Another side effect is the destructive long term effect that lemon juice has on teeth enamel. While it does help clean teeth, remove stains, and improve breath, teeth become thinner and more sensitive and will eventually lead to more serious teeth problems. Because of this, it is recommended to use such treatments with care and only from time to time to allow teeth enamel to strengthen again. Use lemon toothpastes and mouth wash solutions cautiously. Stop immediately if you feel that your teeth have become sensitive.

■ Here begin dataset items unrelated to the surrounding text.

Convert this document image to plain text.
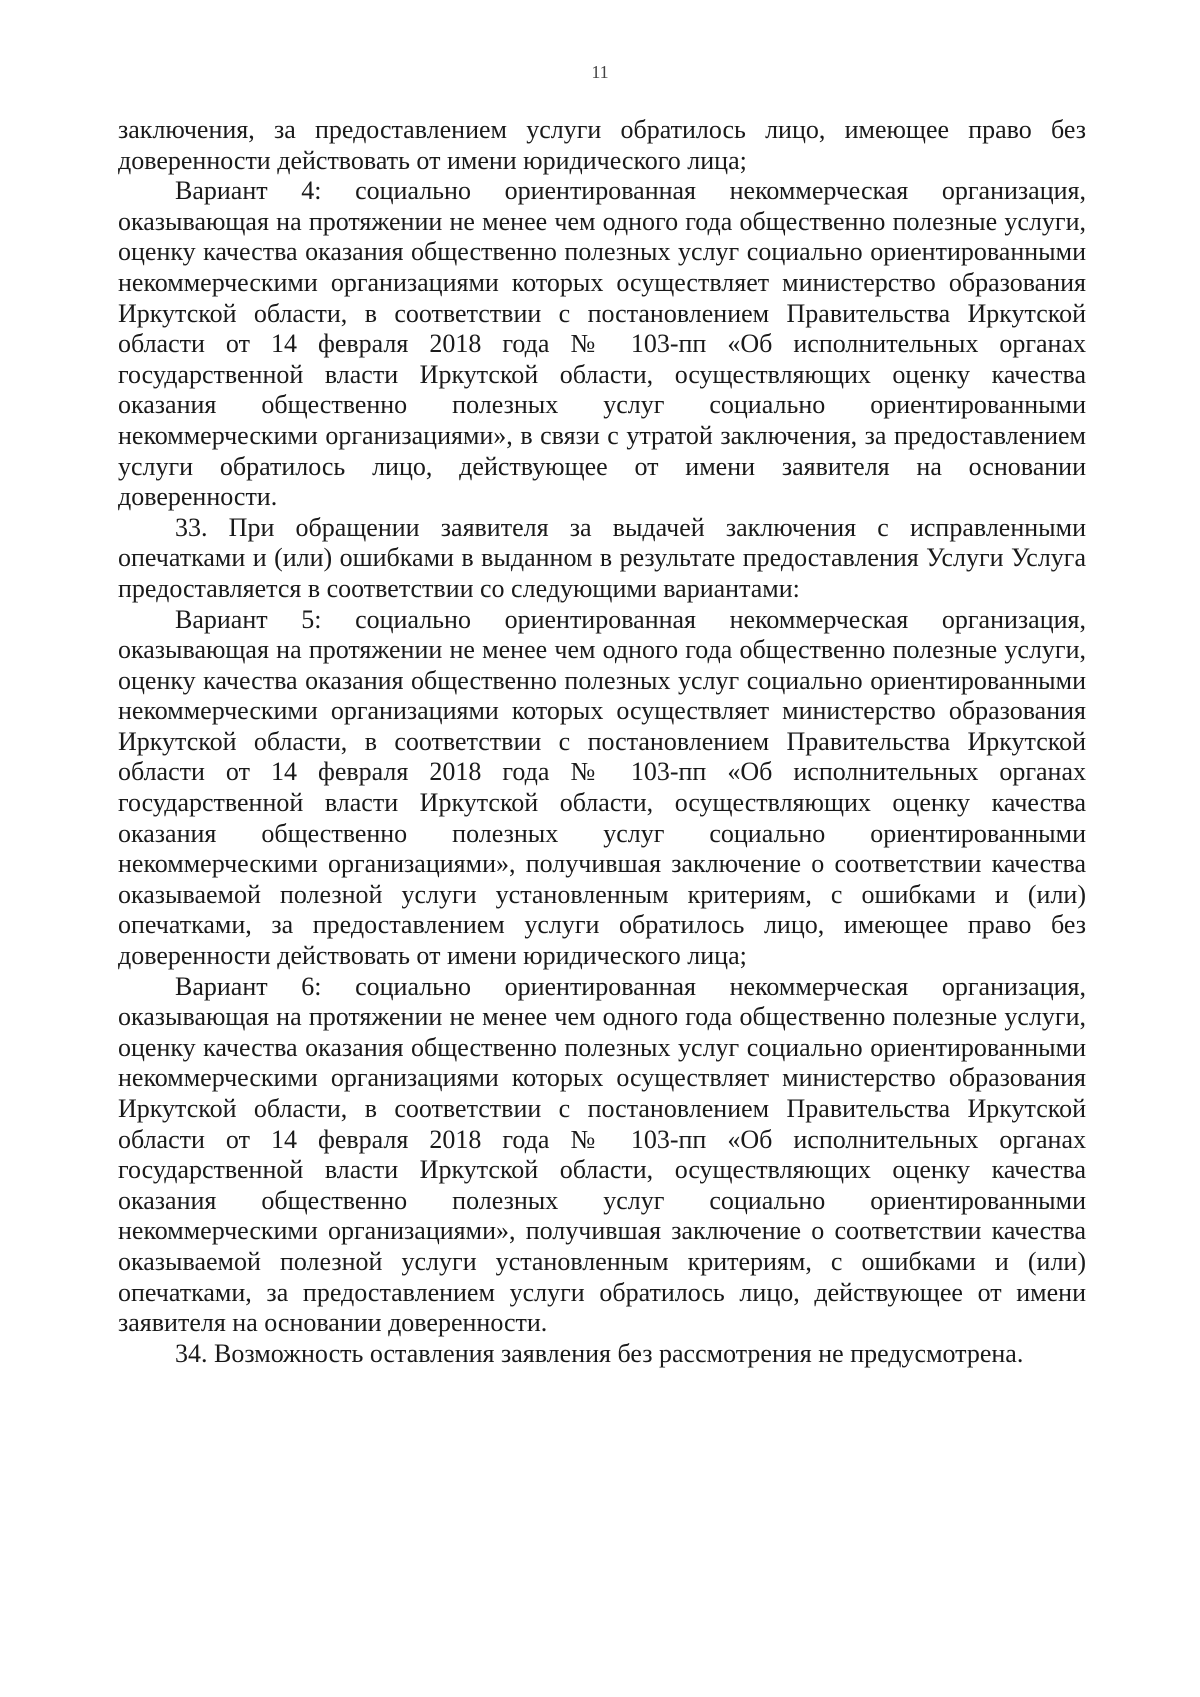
11

заключения, за предоставлением услуги обратилось лицо, имеющее право без доверенности действовать от имени юридического лица;

Вариант 4: социально ориентированная некоммерческая организация, оказывающая на протяжении не менее чем одного года общественно полезные услуги, оценку качества оказания общественно полезных услуг социально ориентированными некоммерческими организациями которых осуществляет министерство образования Иркутской области, в соответствии с постановлением Правительства Иркутской области от 14 февраля 2018 года № 103-пп «Об исполнительных органах государственной власти Иркутской области, осуществляющих оценку качества оказания общественно полезных услуг социально ориентированными некоммерческими организациями», в связи с утратой заключения, за предоставлением услуги обратилось лицо, действующее от имени заявителя на основании доверенности.

33. При обращении заявителя за выдачей заключения с исправленными опечатками и (или) ошибками в выданном в результате предоставления Услуги Услуга предоставляется в соответствии со следующими вариантами:

Вариант 5: социально ориентированная некоммерческая организация, оказывающая на протяжении не менее чем одного года общественно полезные услуги, оценку качества оказания общественно полезных услуг социально ориентированными некоммерческими организациями которых осуществляет министерство образования Иркутской области, в соответствии с постановлением Правительства Иркутской области от 14 февраля 2018 года № 103-пп «Об исполнительных органах государственной власти Иркутской области, осуществляющих оценку качества оказания общественно полезных услуг социально ориентированными некоммерческими организациями», получившая заключение о соответствии качества оказываемой полезной услуги установленным критериям, с ошибками и (или) опечатками, за предоставлением услуги обратилось лицо, имеющее право без доверенности действовать от имени юридического лица;

Вариант 6: социально ориентированная некоммерческая организация, оказывающая на протяжении не менее чем одного года общественно полезные услуги, оценку качества оказания общественно полезных услуг социально ориентированными некоммерческими организациями которых осуществляет министерство образования Иркутской области, в соответствии с постановлением Правительства Иркутской области от 14 февраля 2018 года № 103-пп «Об исполнительных органах государственной власти Иркутской области, осуществляющих оценку качества оказания общественно полезных услуг социально ориентированными некоммерческими организациями», получившая заключение о соответствии качества оказываемой полезной услуги установленным критериям, с ошибками и (или) опечатками, за предоставлением услуги обратилось лицо, действующее от имени заявителя на основании доверенности.

34. Возможность оставления заявления без рассмотрения не предусмотрена.
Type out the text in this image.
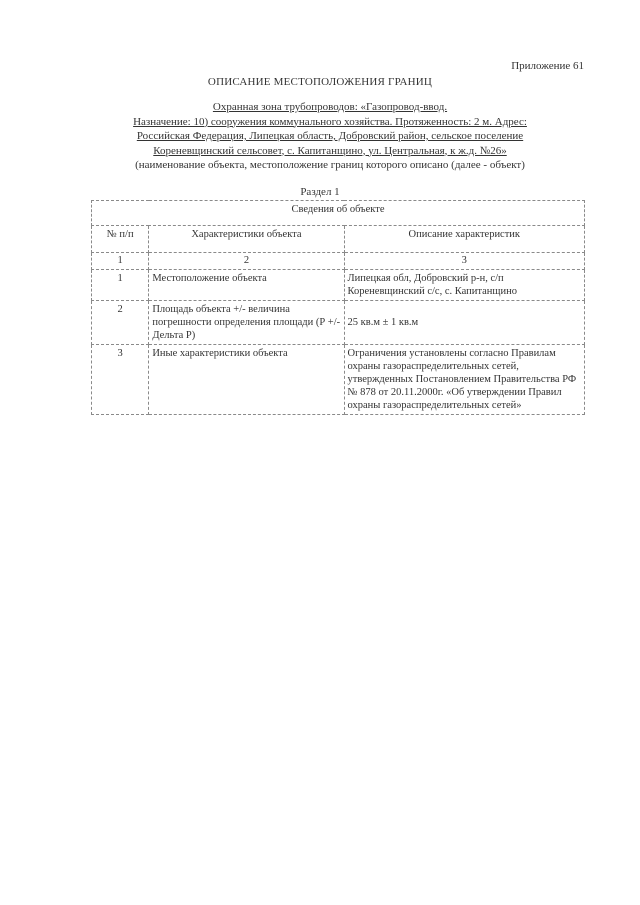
Приложение 61
ОПИСАНИЕ МЕСТОПОЛОЖЕНИЯ ГРАНИЦ
Охранная зона трубопроводов: «Газопровод-ввод.
Назначение: 10) сооружения коммунального хозяйства. Протяженность: 2 м. Адрес:
Российская Федерация, Липецкая область, Добровский район, сельское поселение
Кореневщинский сельсовет, с. Капитанщино, ул. Центральная, к ж.д. №26»
(наименование объекта, местоположение границ которого описано (далее - объект)
Раздел 1
Сведения об объекте		
№ п/п	Характеристики объекта	Описание характеристик
1	2	3
1	Местоположение объекта	Липецкая обл, Добровский р-н, с/п Кореневщинский с/с, с. Капитанщино
2	Площадь объекта +/- величина погрешности определения площади (Р +/- Дельта Р)	25 кв.м ± 1 кв.м
3	Иные характеристики объекта	Ограничения установлены согласно Правилам охраны газораспределительных сетей, утвержденных Постановлением Правительства РФ № 878 от 20.11.2000г. «Об утверждении Правил охраны газораспределительных сетей»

Lemons can be found either as a fresh fruit or as already squeezed juice. Fresh juice can last a short while without spoiling but it does not last long without preservatives. Fresh lemons are very susceptible to mold and should be eaten or squeezed as fast as possible and kept in low humidity if possible. You can find all lemon varieties in all supermarkets and traditional fruit markets. If you live in an area suitable for cultivating lemons, you may keep lemon trees in your own orchard quite reliably if you follow the proper guidelines. The price for most lemon containing products is low because of the ubiquity of the fruit and the popularity of many recipes that use it in the kitchen. It is used in a lot of desert recipes because it counteracts the excessive sweetness of some ingredients. You can use this fruit as you desire and you are safe to experiment with it in any way you wish.